O lúpus é uma doença autoimune crónica caracterizada pela produção de autoanticorpos que atacam e destroem os tecidos saudáveis, causando inflamação, dor e danos em vários órgãos vitais do organismo. De acordo com a Lupus Foundation of America, cerca de 5 milhões de pessoas têm esta doença.
 

Estudos anteriores constataram que a terapia com pequenas proteínas sintéticas não tóxicas, capazes de gerar um tipo de células imunes, as células T reguladoras, bloqueava o lúpus em ratinhos suscetíveis de desenvolverem a doença.  
 

Neste estudo, os investigadores da Universidade de Northwestern, nos EUA, contaram com a participação de 30 pacientes com lúpus, 10 num estado ativo e 20 em remissão, e 15 indivíduos saudáveis. Foram retiradas amostras de sangue a todos os participantes, tendo estas sido expostas a doses baixas de peptídeos específicos.
 

O estudo apurou que os peptídeos não só foram capazes de gerar células T reguladoras, mas conseguiram também bloquear e reduzir a produção de autoanticorpos quase para níveis basais, em culturas de amostras de sangue provenientes de indivíduos com lúpus ativo.
 

De acordo com os investigadores, estes peptídeos têm o potencial de funcionar como uma vacina, ao impulsionar o sistema imune regulador, combater os autoanticorpos e manter a doença em remissão.
 

Os esteroides e a ciclofosfamida são os fármacos habitualmente utilizados no tratamento do lúpus, mas mesmo em pequenas doses, estes apresentam efeitos adversos tóxicos.

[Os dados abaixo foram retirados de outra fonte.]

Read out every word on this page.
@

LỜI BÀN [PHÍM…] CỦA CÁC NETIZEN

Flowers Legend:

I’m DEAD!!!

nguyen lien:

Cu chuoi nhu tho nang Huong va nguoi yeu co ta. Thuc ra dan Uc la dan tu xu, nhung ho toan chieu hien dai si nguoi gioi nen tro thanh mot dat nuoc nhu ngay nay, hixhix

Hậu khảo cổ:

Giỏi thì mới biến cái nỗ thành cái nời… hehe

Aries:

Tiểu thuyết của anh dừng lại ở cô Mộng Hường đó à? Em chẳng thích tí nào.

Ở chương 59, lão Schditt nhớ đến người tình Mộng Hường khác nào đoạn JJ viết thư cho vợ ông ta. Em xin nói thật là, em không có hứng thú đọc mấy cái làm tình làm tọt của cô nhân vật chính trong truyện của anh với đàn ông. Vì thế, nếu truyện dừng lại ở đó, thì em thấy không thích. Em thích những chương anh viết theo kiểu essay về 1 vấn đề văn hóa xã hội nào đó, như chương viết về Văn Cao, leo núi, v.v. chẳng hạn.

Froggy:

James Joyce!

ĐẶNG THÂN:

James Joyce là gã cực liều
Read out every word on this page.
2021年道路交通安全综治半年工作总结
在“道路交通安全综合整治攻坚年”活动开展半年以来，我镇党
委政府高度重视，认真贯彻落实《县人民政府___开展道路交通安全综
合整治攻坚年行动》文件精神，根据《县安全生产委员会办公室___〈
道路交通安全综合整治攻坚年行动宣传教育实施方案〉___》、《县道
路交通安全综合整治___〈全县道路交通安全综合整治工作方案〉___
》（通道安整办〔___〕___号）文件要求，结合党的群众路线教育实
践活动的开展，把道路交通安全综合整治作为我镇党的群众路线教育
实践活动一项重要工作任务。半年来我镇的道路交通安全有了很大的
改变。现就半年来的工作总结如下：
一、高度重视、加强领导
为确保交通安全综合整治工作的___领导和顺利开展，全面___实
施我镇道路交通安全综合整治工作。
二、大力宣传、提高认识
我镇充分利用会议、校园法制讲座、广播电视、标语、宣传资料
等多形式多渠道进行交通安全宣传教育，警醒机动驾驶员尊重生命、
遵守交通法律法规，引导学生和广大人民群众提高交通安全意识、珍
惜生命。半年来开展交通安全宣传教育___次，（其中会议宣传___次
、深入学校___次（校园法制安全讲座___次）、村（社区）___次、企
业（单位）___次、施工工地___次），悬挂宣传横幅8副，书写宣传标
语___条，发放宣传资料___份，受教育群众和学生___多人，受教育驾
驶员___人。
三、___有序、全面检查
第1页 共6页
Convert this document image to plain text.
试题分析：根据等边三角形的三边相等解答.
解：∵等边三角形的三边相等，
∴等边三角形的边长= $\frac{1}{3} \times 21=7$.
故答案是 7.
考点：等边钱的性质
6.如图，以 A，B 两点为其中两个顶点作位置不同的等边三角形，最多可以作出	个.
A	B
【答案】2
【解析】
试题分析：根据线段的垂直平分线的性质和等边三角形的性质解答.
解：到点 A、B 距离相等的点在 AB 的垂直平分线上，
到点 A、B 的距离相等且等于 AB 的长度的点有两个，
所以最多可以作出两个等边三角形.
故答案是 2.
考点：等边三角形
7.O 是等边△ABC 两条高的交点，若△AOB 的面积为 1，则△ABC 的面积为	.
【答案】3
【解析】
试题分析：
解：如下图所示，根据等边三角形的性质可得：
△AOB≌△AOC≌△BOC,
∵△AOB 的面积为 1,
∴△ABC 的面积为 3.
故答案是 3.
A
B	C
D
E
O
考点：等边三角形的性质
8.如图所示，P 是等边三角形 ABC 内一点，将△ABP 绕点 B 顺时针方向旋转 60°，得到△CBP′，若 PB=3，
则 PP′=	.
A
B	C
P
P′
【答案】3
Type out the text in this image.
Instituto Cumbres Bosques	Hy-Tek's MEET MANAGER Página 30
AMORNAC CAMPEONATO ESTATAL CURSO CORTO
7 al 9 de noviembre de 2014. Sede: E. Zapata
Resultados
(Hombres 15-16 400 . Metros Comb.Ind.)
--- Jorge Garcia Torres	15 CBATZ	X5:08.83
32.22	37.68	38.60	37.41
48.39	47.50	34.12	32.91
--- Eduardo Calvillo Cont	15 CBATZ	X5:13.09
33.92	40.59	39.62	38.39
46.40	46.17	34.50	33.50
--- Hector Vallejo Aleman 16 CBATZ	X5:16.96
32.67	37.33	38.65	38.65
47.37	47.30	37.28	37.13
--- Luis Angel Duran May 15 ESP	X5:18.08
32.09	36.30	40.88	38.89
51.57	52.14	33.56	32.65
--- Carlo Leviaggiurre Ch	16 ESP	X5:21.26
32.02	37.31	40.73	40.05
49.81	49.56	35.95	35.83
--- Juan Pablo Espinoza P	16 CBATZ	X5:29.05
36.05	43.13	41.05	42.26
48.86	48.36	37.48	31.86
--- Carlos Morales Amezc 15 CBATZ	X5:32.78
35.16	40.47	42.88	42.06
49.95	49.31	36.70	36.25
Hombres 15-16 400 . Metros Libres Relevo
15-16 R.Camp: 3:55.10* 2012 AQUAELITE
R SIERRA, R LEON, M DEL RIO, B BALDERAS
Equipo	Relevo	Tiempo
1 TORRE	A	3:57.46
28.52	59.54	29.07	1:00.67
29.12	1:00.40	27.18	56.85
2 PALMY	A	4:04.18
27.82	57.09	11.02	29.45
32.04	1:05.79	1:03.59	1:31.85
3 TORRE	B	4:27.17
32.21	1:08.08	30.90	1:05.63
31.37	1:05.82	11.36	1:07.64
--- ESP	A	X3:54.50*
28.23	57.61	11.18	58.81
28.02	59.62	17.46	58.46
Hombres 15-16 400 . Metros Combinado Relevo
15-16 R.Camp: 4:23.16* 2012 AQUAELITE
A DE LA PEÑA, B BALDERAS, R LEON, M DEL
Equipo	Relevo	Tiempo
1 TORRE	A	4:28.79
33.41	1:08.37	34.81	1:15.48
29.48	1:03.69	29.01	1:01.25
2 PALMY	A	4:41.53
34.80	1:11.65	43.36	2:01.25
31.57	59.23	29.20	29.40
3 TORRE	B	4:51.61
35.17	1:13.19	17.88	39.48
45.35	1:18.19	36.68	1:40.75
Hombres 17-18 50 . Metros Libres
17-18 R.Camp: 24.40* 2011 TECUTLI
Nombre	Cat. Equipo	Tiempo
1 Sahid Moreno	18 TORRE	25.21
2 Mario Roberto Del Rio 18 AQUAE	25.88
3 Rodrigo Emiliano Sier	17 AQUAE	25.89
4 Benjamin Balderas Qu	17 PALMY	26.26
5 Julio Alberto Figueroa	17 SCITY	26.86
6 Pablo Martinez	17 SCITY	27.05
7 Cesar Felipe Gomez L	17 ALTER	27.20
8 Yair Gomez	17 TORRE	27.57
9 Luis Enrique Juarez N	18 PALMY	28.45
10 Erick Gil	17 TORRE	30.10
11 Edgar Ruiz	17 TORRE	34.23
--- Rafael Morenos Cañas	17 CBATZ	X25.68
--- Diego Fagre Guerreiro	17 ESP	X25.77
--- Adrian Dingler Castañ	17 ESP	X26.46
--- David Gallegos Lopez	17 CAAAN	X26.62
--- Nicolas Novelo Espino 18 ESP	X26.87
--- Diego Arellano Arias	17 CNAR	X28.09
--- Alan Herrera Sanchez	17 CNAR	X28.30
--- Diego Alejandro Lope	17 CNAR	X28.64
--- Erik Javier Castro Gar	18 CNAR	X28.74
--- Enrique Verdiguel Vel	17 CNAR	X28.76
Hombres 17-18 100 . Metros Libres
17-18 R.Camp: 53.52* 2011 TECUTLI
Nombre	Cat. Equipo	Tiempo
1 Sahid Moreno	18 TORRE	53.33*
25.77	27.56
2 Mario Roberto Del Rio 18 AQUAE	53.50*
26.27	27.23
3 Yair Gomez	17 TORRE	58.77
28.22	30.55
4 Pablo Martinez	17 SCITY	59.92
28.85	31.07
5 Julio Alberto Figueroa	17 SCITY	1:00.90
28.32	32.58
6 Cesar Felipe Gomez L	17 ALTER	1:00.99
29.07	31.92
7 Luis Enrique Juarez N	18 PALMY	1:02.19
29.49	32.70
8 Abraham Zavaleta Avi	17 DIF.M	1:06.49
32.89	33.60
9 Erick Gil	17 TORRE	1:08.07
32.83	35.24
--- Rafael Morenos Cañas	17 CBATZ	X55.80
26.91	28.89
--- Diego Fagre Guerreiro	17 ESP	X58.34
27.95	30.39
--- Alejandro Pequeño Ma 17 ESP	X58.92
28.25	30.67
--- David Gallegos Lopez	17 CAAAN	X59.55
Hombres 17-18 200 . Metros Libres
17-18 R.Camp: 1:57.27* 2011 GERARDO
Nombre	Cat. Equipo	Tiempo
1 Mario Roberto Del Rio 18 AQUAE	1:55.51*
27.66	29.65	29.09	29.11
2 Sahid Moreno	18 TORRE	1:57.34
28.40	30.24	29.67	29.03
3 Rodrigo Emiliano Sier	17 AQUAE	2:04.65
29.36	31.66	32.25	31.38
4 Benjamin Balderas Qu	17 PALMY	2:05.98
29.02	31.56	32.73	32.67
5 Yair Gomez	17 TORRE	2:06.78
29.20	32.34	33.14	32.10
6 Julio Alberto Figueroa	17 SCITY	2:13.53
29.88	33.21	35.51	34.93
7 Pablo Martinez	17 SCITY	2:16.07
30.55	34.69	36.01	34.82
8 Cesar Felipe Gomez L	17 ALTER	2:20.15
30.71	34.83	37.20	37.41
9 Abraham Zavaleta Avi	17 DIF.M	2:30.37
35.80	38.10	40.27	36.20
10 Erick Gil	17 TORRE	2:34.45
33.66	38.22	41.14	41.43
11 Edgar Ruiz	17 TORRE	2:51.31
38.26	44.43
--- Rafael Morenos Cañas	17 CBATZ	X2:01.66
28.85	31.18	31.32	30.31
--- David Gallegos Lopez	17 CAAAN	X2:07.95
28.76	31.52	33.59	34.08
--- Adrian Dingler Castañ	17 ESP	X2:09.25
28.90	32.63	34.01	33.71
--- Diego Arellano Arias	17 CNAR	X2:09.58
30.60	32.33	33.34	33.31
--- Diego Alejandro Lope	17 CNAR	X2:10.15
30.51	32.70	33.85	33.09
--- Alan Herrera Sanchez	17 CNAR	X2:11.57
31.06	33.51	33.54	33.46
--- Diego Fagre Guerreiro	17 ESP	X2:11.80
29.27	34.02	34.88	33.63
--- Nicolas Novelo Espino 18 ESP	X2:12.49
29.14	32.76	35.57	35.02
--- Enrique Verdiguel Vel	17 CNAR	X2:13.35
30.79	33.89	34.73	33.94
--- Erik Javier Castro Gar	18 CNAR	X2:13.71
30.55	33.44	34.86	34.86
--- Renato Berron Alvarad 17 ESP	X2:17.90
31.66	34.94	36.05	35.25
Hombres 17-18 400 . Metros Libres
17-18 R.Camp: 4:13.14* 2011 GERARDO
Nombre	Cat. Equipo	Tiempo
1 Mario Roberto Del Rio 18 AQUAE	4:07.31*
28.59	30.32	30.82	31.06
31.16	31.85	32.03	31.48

Tal como a quimioterapia, os fármacos utilizados neste tipo de doença podem comprometer a fertilidade e enfraquecer o sistema imunitário. Adicionalmente este tipo de fármacos tóxicos não pode ser administrado indefinidamente.
 

Contudo, este novo tratamento não tóxico funciona como uma vacina, na medida em que os peptídeos são reconhecidos pelo organismo de quase todos os indivíduos. Podendo ser administrado a qualquer indivíduo, com ou sem doença”, revelou, em comunicado de imprensa, o líder do estudo, Syamal Datta.
 

Os autores do estudo esperam em breve avançar para um ensaio clínico, de forma a demonstrar a eficácia desta terapia em pacientes com lúpus.
 

ALERT Life Sciences Computing, S.A.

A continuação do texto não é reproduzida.